Pierwszy konkurs Pucharu Świata w skokach narciarskich w Wiśle z pewnością nie zachwycił polskich kibiców, którzy licznie wybrali się na zawody. W końcu najlepszy z Biało-Czerwonych, Piotr Żyła, zajął dopiero 14. miejsce.
Już po kwalifikacjach do drugich zmagań można było mówić o progresie. Choć mocno zawiódł Dawid Kubacki, który nie wywalczył awansu do konkursu, to siedmiu innych Polaków zapewniło sobie występ w konkursie, czyli o dwóch więcej niż poprzednim razem.
ZOBACZ WIDEO: Co dalej z trenerem polskich skoczków? Stanowcza reakcja
Tymczasem niedzielne (7 grudnia) wyniki pierwszej serii sprawiły, że polscy kibice mogli poczuć się jak za najlepszych lat. Wszystko z uwagi na to, iż zachwycili zarówno Żyła, jak i 18-letni Kacper Tomasiak.
Żyła po najlepszym występie w tym sezonie osiągnął 129,5 metra mimo sporego wiatru w plecy. Po tym, jak objął prowadzenie, przez długi czas nikt nie był w stanie go wyprzedzić. Ostatecznie na półmetku zajmował 2. miejsce tuż za plecami Ryoyu Kobayashiego, do którego tracił 3,4 pkt.
Wspomniany Tomasiak osiągnął taką samą odległość przy lepszych warunkach, co dało mu ostatecznie 5. miejsce. Jednak do liderującego Kobayashiego tracił jedynie 5,1 pkt., a do trzeciego Philippa Raimund 1 pkt., co dawało nadzieje na walkę o podium.
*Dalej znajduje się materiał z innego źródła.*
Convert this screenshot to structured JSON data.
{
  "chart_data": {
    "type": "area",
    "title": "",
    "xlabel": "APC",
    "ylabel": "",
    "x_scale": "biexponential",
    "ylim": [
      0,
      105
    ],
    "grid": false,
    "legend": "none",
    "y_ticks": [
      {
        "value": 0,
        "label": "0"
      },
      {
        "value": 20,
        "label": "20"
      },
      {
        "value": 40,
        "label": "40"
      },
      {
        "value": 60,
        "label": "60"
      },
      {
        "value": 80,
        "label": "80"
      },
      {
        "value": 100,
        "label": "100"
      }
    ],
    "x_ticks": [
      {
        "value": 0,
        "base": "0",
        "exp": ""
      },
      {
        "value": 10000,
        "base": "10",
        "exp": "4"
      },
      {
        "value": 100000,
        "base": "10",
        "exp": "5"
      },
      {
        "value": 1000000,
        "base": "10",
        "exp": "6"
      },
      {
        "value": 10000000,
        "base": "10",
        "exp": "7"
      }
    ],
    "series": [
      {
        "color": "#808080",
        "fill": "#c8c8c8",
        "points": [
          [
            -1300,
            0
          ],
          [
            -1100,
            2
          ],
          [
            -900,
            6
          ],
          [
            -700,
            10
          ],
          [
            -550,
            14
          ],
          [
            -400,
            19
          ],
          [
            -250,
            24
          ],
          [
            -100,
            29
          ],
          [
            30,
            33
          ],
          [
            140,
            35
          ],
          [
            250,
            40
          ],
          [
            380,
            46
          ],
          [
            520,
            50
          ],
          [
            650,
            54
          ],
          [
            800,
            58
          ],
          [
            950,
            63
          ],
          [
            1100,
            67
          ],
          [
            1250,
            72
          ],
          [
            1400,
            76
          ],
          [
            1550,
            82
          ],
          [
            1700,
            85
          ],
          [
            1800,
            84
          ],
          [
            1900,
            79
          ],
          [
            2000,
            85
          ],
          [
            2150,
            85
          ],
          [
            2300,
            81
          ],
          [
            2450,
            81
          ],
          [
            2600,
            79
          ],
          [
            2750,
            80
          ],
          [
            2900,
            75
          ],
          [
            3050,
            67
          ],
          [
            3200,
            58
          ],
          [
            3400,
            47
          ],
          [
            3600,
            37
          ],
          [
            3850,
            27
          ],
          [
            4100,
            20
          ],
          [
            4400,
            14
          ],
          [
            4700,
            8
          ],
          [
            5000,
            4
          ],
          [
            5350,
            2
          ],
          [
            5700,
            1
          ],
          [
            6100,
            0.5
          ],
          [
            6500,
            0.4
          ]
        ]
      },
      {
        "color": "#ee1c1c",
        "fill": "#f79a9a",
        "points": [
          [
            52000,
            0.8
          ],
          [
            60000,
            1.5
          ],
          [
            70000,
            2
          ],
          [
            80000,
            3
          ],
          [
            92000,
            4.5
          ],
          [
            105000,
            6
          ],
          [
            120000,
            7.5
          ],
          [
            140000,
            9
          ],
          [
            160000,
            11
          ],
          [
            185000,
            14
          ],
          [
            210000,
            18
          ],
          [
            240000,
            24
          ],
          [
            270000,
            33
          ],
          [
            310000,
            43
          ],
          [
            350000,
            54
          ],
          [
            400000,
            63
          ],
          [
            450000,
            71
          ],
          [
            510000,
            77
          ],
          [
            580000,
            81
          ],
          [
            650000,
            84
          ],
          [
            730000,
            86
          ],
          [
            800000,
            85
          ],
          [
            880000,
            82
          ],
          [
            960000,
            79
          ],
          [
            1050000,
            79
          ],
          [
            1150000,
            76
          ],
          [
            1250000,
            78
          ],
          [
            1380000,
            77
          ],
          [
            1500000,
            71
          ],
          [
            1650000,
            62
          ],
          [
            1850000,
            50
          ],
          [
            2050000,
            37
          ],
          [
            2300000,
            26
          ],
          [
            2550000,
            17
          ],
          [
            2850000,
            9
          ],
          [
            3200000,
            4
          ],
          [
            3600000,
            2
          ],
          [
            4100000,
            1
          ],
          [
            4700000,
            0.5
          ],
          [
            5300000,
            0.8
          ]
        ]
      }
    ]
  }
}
Jeżeli chodzi o pozostałych Polaków, to na półmetku 15. był Maciej Kot, 22. Kamil Stoch, a 28. Paweł Wąsek. Awansu do drugiej serii nie wywalczyli Aleksander Zniszczoł (39. miejsce) i Klemens Joniak (46.).
Warto dodać, że po pierwszej serii doszło do nietypowej przerwy, która trwała aż... 40 minut. Wszystko z uwagi na napiętą ramówkę telewizyjną i transmisję biegu pościgowego mężczyzn w biathlonie.
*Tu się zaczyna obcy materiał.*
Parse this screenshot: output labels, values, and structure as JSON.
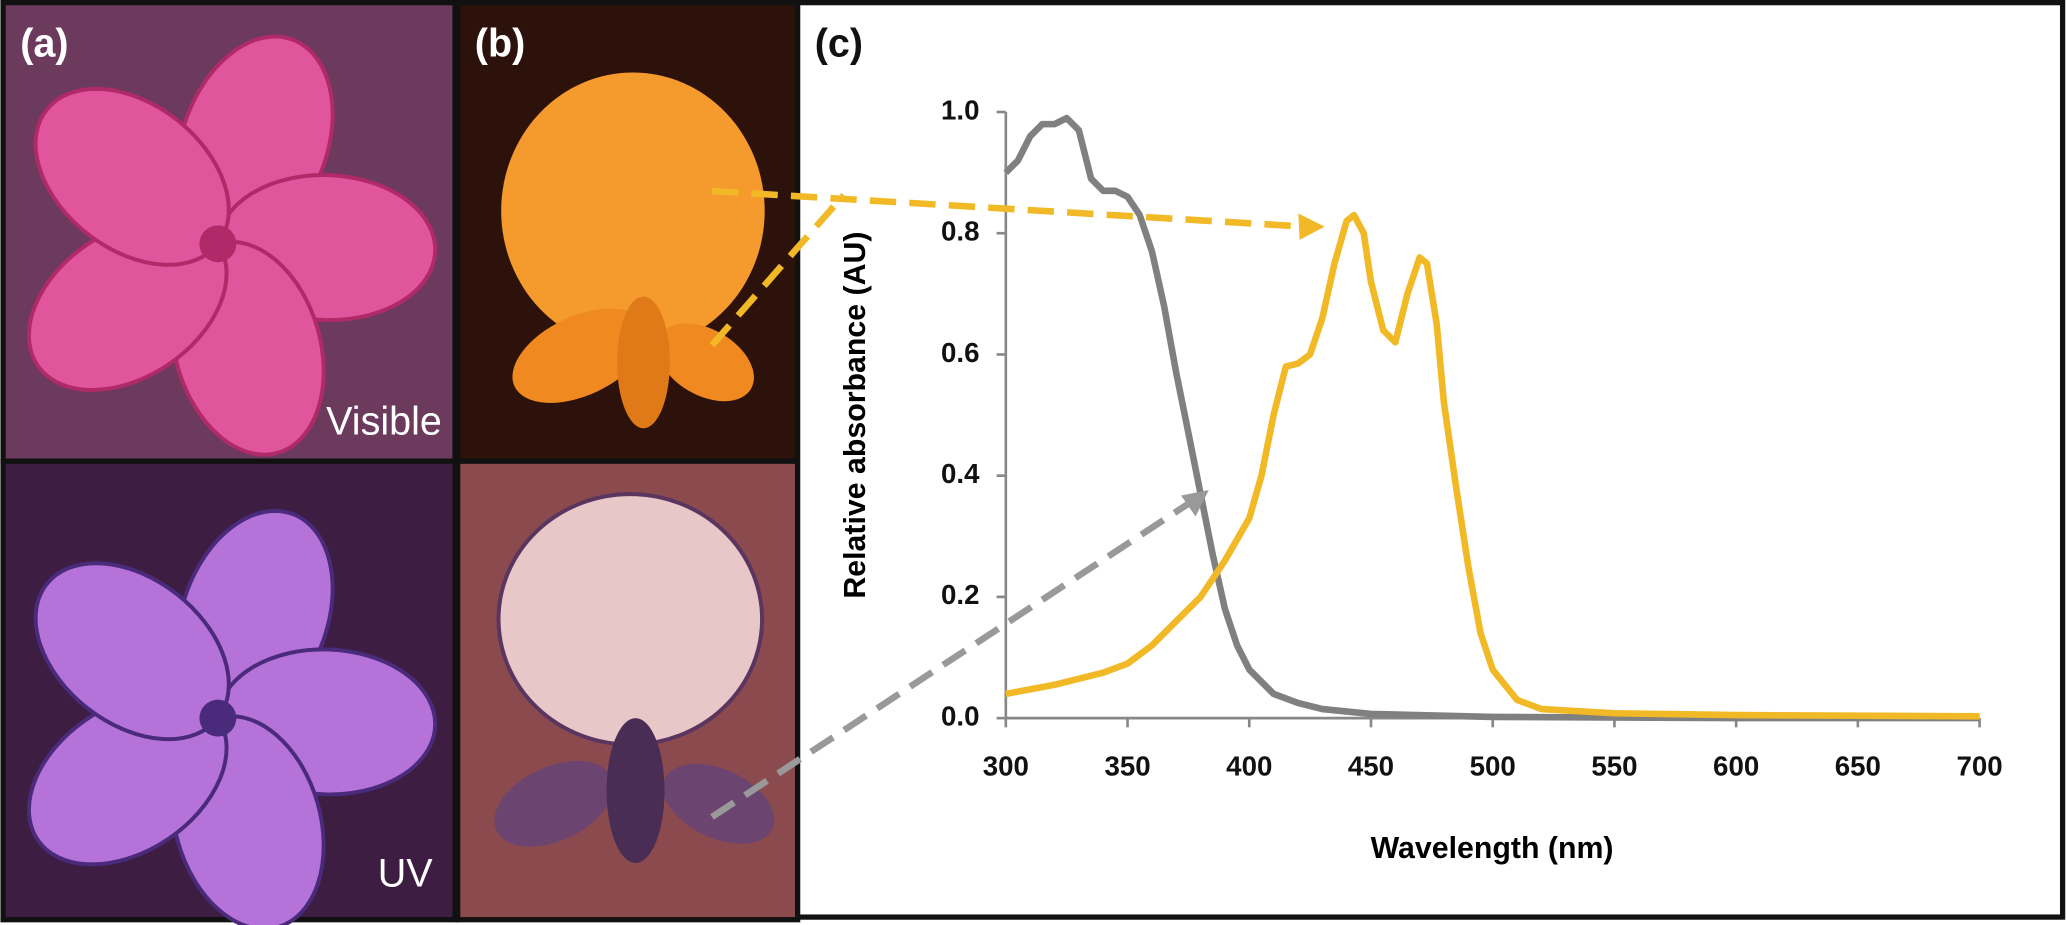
{
  "panels": {
    "a": "(a)",
    "b": "(b)",
    "c": "(c)",
    "visible": "Visible",
    "uv": "UV"
  },
  "chart_data": {
    "type": "line",
    "xlabel": "Wavelength (nm)",
    "ylabel": "Relative absorbance (AU)",
    "xlim": [
      300,
      700
    ],
    "ylim": [
      0,
      1
    ],
    "xticks": [
      300,
      350,
      400,
      450,
      500,
      550,
      600,
      650,
      700
    ],
    "yticks": [
      {
        "value": 0,
        "label": "0.0"
      },
      0.2,
      0.4,
      0.6,
      0.8,
      {
        "value": 1,
        "label": "1.0"
      }
    ],
    "grid": false,
    "series": [
      {
        "color": "#808080",
        "x": [
          300,
          305,
          310,
          315,
          320,
          325,
          330,
          335,
          340,
          345,
          350,
          355,
          360,
          365,
          370,
          375,
          380,
          385,
          390,
          395,
          400,
          410,
          420,
          430,
          450,
          500,
          600,
          700
        ],
        "values": [
          0.9,
          0.92,
          0.96,
          0.98,
          0.98,
          0.99,
          0.97,
          0.89,
          0.87,
          0.87,
          0.86,
          0.83,
          0.77,
          0.68,
          0.57,
          0.47,
          0.37,
          0.27,
          0.18,
          0.12,
          0.08,
          0.04,
          0.025,
          0.015,
          0.007,
          0.002,
          0,
          0
        ]
      },
      {
        "color": "#f2b927",
        "x": [
          300,
          320,
          340,
          350,
          360,
          370,
          380,
          390,
          400,
          405,
          410,
          415,
          420,
          425,
          430,
          435,
          440,
          443,
          447,
          450,
          455,
          460,
          465,
          470,
          473,
          477,
          480,
          485,
          490,
          495,
          500,
          510,
          520,
          550,
          600,
          700
        ],
        "values": [
          0.04,
          0.055,
          0.075,
          0.09,
          0.12,
          0.16,
          0.2,
          0.26,
          0.33,
          0.4,
          0.5,
          0.58,
          0.585,
          0.6,
          0.66,
          0.75,
          0.82,
          0.83,
          0.8,
          0.72,
          0.64,
          0.62,
          0.7,
          0.76,
          0.75,
          0.65,
          0.52,
          0.38,
          0.25,
          0.14,
          0.08,
          0.03,
          0.015,
          0.008,
          0.005,
          0.003
        ]
      }
    ]
  }
}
Ostatecznie Żyła nie wykorzystał dogodnej okazji do zajęcia miejsca na podium. W swojej drugiej próbie wylądował bowiem na 125. metrze i przegrał nawet z Tomasiakiem, który osiągnął taką samą odległość.
Tym samym to 18-latek okazał się najlepszym z Polaków w niedzielnym konkursie, ponieważ uplasował się na 5. miejscu, co jest jego życiowym wynikiem. Żyła z kolei spadł na 7. pozycję, przegrywając z 6. Vladimirem Zografskim o 0,3 pkt.
W przypadku pozostałych Polaków awans zanotowali zarówno Kot, jak i Wąsek. Pierwszy z wymienionych zakończył zawody na 14. miejscu, a drugi na 25. Spadek zanotował z kolei Stoch, który był 27.
W niedzielę końcowy triumf odniósł z kolei Domen Prevc. Słoweniec po pierwszej serii zajmował 4. miejsce, ale w drugiej skoczył 132. metry i to zagwarantowało mu 1. pozycję. Kobayashi, który był liderem na półmetku, przegrał z nim o 0,9 pkt.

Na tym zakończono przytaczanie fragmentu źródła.